For years I had been seeing car decals that had the letters “OBX” and wondered what that meant. Then someone said to me, “Have you never heard of the Outer Banks?”  I admit I had to look it up to learn that the decals referred to a stretch of beach along the North Carolina coast, one that is now threatened by climate change. 

 

The tiny town of Avon, North Carolina, faces a serious choice: raise taxes by 50 percent to try to protect itself against the rising sea or face the loss of the road that gives the community its life.  The sea is rising and even faster than we imagined, and it is rising because we have not cared or the earth that God has given us.  What’s happening in Avon will happen along our New Jersey coast as well.

 

If we do not turn our lives around, we will lose more than beaches that give us summer fun. Metanoia is the Greek word for turning around, and as we come to God this Lenten season, it means more than just giving up chocolate.  It means really turning our lives around in such a way that we stop what is inevitable now but does not need to be. It means consuming less and sharing more. The rising sea level is the Jerusalem we face.

 

Prayer for the Day

 

From our ways of self-deception and self-indulgence,

    We come before you, O God, searching our hearts;

Move us beyond our preoccupation with our own lives and desires

    And awaken us to our behavior that is destroying your creation.

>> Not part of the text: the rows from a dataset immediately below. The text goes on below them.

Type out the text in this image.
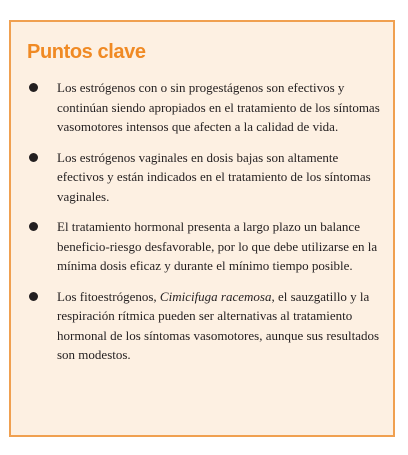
Puntos clave
Los estrógenos con o sin progestágenos son efectivos y continúan siendo apropiados en el tratamiento de los síntomas vasomotores intensos que afecten a la calidad de vida.
Los estrógenos vaginales en dosis bajas son altamente efectivos y están indicados en el tratamiento de los síntomas vaginales.
El tratamiento hormonal presenta a largo plazo un balance beneficio-riesgo desfavorable, por lo que debe utilizarse en la mínima dosis eficaz y durante el mínimo tiempo posible.
Los fitoestrógenos, Cimicifuga racemosa, el sauzgatillo y la respiración rítmica pueden ser alternativas al tratamiento hormonal de los síntomas vasomotores, aunque sus resultados son modestos.
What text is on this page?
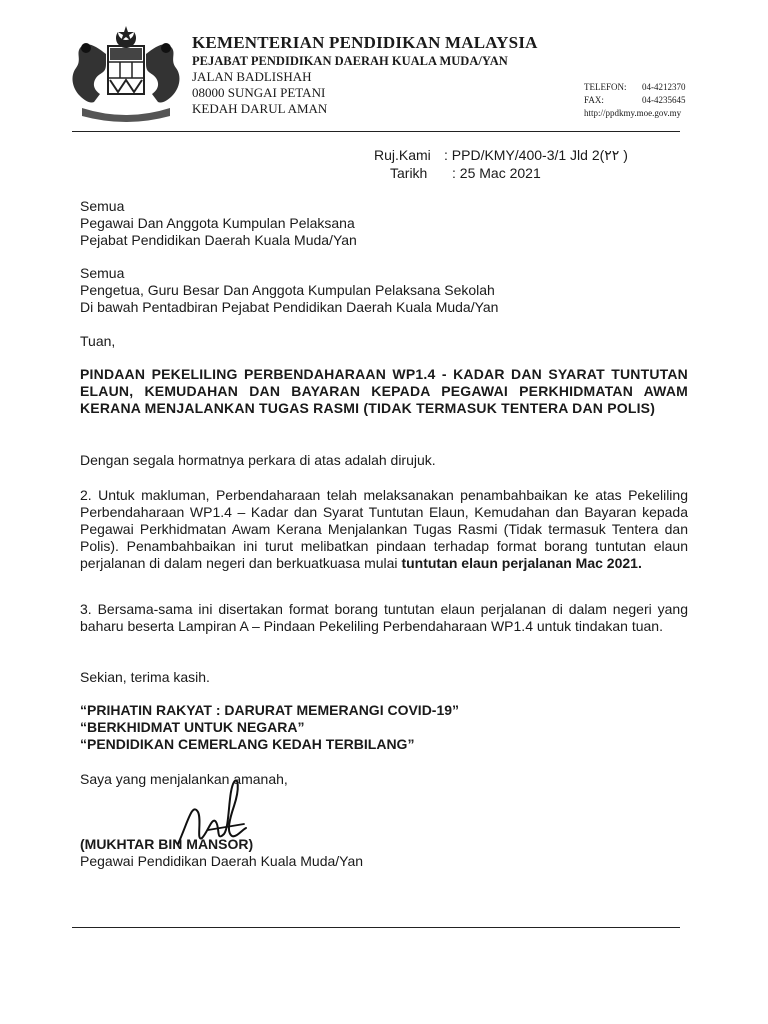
KEMENTERIAN PENDIDIKAN MALAYSIA
PEJABAT PENDIDIKAN DAERAH KUALA MUDA/YAN
JALAN BADLISHAH
08000 SUNGAI PETANI
KEDAH DARUL AMAN
TELEFON:	04-4212370
FAX:	04-4235645
http://ppdkmy.moe.gov.my
Ruj.Kami : PPD/KMY/400-3/1 Jld 2(۲۲ )
Tarikh	: 25 Mac 2021
Semua
Pegawai Dan Anggota Kumpulan Pelaksana
Pejabat Pendidikan Daerah Kuala Muda/Yan
Semua
Pengetua, Guru Besar Dan Anggota Kumpulan Pelaksana Sekolah
Di bawah Pentadbiran Pejabat Pendidikan Daerah Kuala Muda/Yan
Tuan,
PINDAAN PEKELILING PERBENDAHARAAN WP1.4 - KADAR DAN SYARAT TUNTUTAN ELAUN, KEMUDAHAN DAN BAYARAN KEPADA PEGAWAI PERKHIDMATAN AWAM KERANA MENJALANKAN TUGAS RASMI (TIDAK TERMASUK TENTERA DAN POLIS)
Dengan segala hormatnya perkara di atas adalah dirujuk.
2. Untuk makluman, Perbendaharaan telah melaksanakan penambahbaikan ke atas Pekeliling Perbendaharaan WP1.4 – Kadar dan Syarat Tuntutan Elaun, Kemudahan dan Bayaran kepada Pegawai Perkhidmatan Awam Kerana Menjalankan Tugas Rasmi (Tidak termasuk Tentera dan Polis). Penambahbaikan ini turut melibatkan pindaan terhadap format borang tuntutan elaun perjalanan di dalam negeri dan berkuatkuasa mulai tuntutan elaun perjalanan Mac 2021.
3. Bersama-sama ini disertakan format borang tuntutan elaun perjalanan di dalam negeri yang baharu beserta Lampiran A – Pindaan Pekeliling Perbendaharaan WP1.4 untuk tindakan tuan.
Sekian, terima kasih.
“PRIHATIN RAKYAT : DARURAT MEMERANGI COVID-19”
“BERKHIDMAT UNTUK NEGARA”
“PENDIDIKAN CEMERLANG KEDAH TERBILANG”
Saya yang menjalankan amanah,
(MUKHTAR BIN MANSOR)
Pegawai Pendidikan Daerah Kuala Muda/Yan
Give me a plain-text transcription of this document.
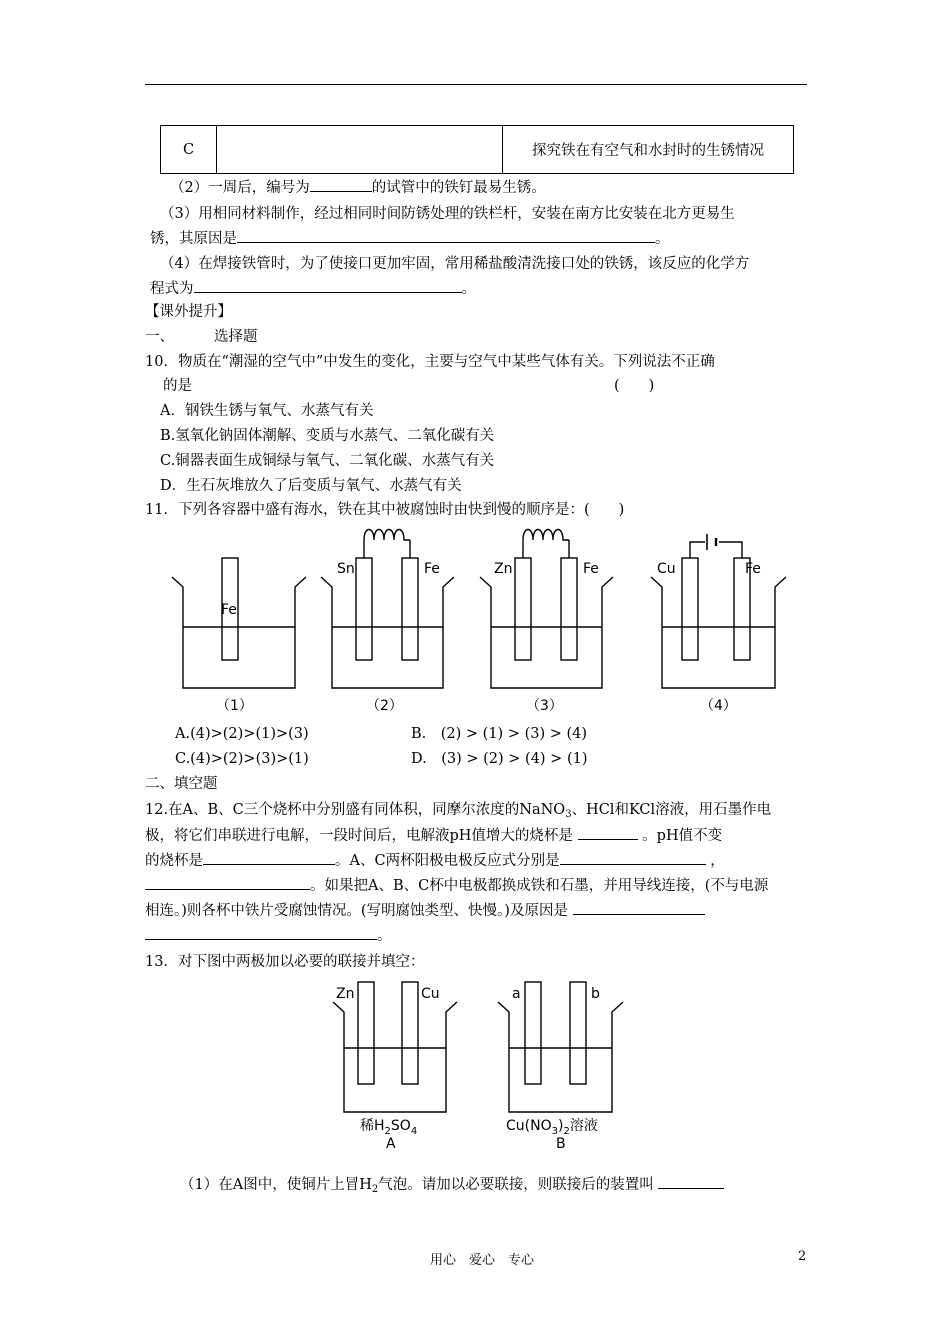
C		探究铁在有空气和水封时的生锈情况
（2）一周后，编号为	的试管中的铁钉最易生锈。
（3）用相同材料制作，经过相同时间防锈处理的铁栏杆，安装在南方比安装在北方更易生
锈，其原因是	。
（4）在焊接铁管时，为了使接口更加牢固，常用稀盐酸清洗接口处的铁锈，该反应的化学方
程式为	。
【课外提升】
一、	选择题
10．物质在“潮湿的空气中”中发生的变化，主要与空气中某些气体有关。下列说法不正确
的是	(　　)
A．钢铁生锈与氧气、水蒸气有关
B.氢氧化钠固体潮解、变质与水蒸气、二氧化碳有关
C.铜器表面生成铜绿与氧气、二氧化碳、水蒸气有关
D．生石灰堆放久了后变质与氧气、水蒸气有关
11．下列各容器中盛有海水，铁在其中被腐蚀时由快到慢的顺序是：(　　)
Fe
Sn	Fe	Zn	Fe	Cu	Fe
（1）	（2）	（3）	（4）
A.(4)>(2)>(1)>(3)	B.　(2) > (1) > (3) > (4)
C.(4)>(2)>(3)>(1)	D.　(3) > (2) > (4) > (1)
二、填空题
12.在A、B、C三个烧杯中分别盛有同体积，同摩尔浓度的NaNO$_3$、HCl和KCl溶液，用石墨作电
极，将它们串联进行电解，一段时间后，电解液pH值增大的烧杯是	。pH值不变
的烧杯是	。A、C两杯阳极电极反应式分别是	，
。如果把A、B、C杯中电极都换成铁和石墨，并用导线连接，(不与电源
相连。)则各杯中铁片受腐蚀情况。(写明腐蚀类型、快慢。)及原因是
。
13．对下图中两极加以必要的联接并填空：
Zn	Cu	a	b
稀$H_2SO_4$
A
$Cu(NO_3)_2$溶液
B
（1）在A图中，使铜片上冒$H_2$气泡。请加以必要联接，则联接后的装置叫
用心　爱心　专心	2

Turn our hearts and deeds towards the world beyond

     So we turn our lives around and truly care for the earth.

We ask this in the name of him who offers us strength,

     Even Christ Jesus our Lord.  Amen

 

Thoughts for the Day

 

The first few feet of sea level rise will displace more than 100 million people worldwide and turn our Gulf and Atlantic communities into pre-Katrina New Orleans – below sea level and facing super hurricanes.

                        Joseph J. Romm, American climatologist

 

There must be progress, certainly.  But we must ask ourselves what kind of progress we want, and what price we are willing to pay for it.

                        Marjorie Stoneman Douglas, conservationist (1890-1998)

 

The earth is the Lord’s and the fullness thereof, the world and those who live in it,

   For God has founded it upon the seas and established it on the rivers.